Elementary Properties of Cesàro Operator in L^2

An example in elementary calculus

Consider a sequence of real or complex numbers \(\{s_n\}\). If \(s_n \to s\), then \[ \pi_n = \frac{s_1+\cdots+s_n}{n} \to s. \]

Here, \(\pi_n\) is called the Cesàro sum of \(\{s_n\}\). The proof is rather simple. Given \(\varepsilon>0\), there exists some \(N>0\) such that \(|s_n-s|<\varepsilon\) for all \(n > N\).

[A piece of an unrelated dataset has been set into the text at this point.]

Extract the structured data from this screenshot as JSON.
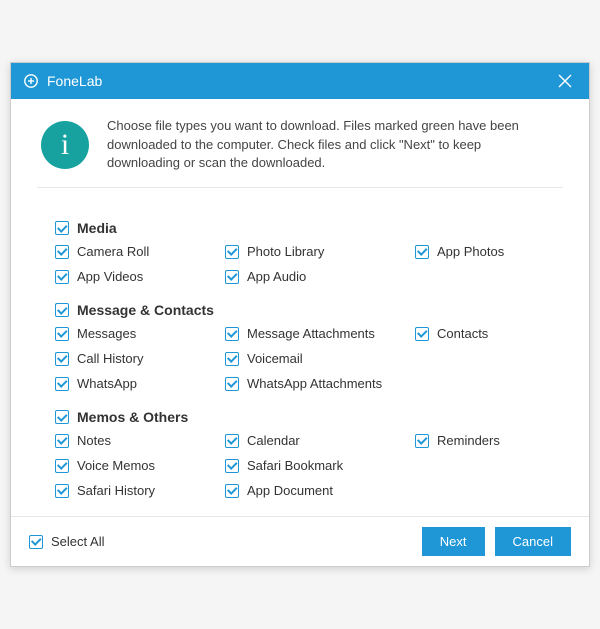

Therefore we can write \[ \begin{aligned} |\pi_n - s| &= \left|\frac{s_1+s_2+\cdots+s_N}{n}+\frac{s_{N+1}+\cdots+s_n}{n}-s\right| \\ &= \left|\frac{(s_1-s)+(s_2-s)+\cdots+(s_N-s)}{n}+\frac{(s_{N+1}-s)+\cdots+(s_n-s)}{n}\right| \\ &\leq \left| \frac{s_1+\cdots+s_N-Ns}{n} \right| + \frac{N}{n}\varepsilon \end{aligned} \] For fixed \(N\), we can pick \(n\) big enough such that \(N/n<1/2\) (i.e. \(n>2N\)) and \[ \left| \frac{s_1+\cdots+s_N-Ns}{n} \right|<\frac{1}{2}\varepsilon. \] Hence \(\pi_n\) converges to \(s\). But the converse is not true in general. For example, if we put \(s_n=(-1)^n\), then it diverges but \(\pi_n \to 0\). If \(\pi_n\) converges, we say \(\{s_n\}\) is Cesàro summable.

If we treat \(\pi_n\) as an integration with respect to the counting measure, things become interesting. Why don't we investigate the operator defined to be \[ C(f)(x)= \frac{1}{x}\int_0^xf(t)dt. \] In this blog post we investigate this operator in Hilbert space \(L^2(0,\infty)\).

The Cesàro operator

Put \(L^2=L^2(0,\infty)\) relative to Lebesgue measure, and the Cèsaro operator \(C\) is defined as follows: \[ \begin{aligned} (Cf)(s) = \frac{1}{s}\int_0^sf(t)dt. \end{aligned} \]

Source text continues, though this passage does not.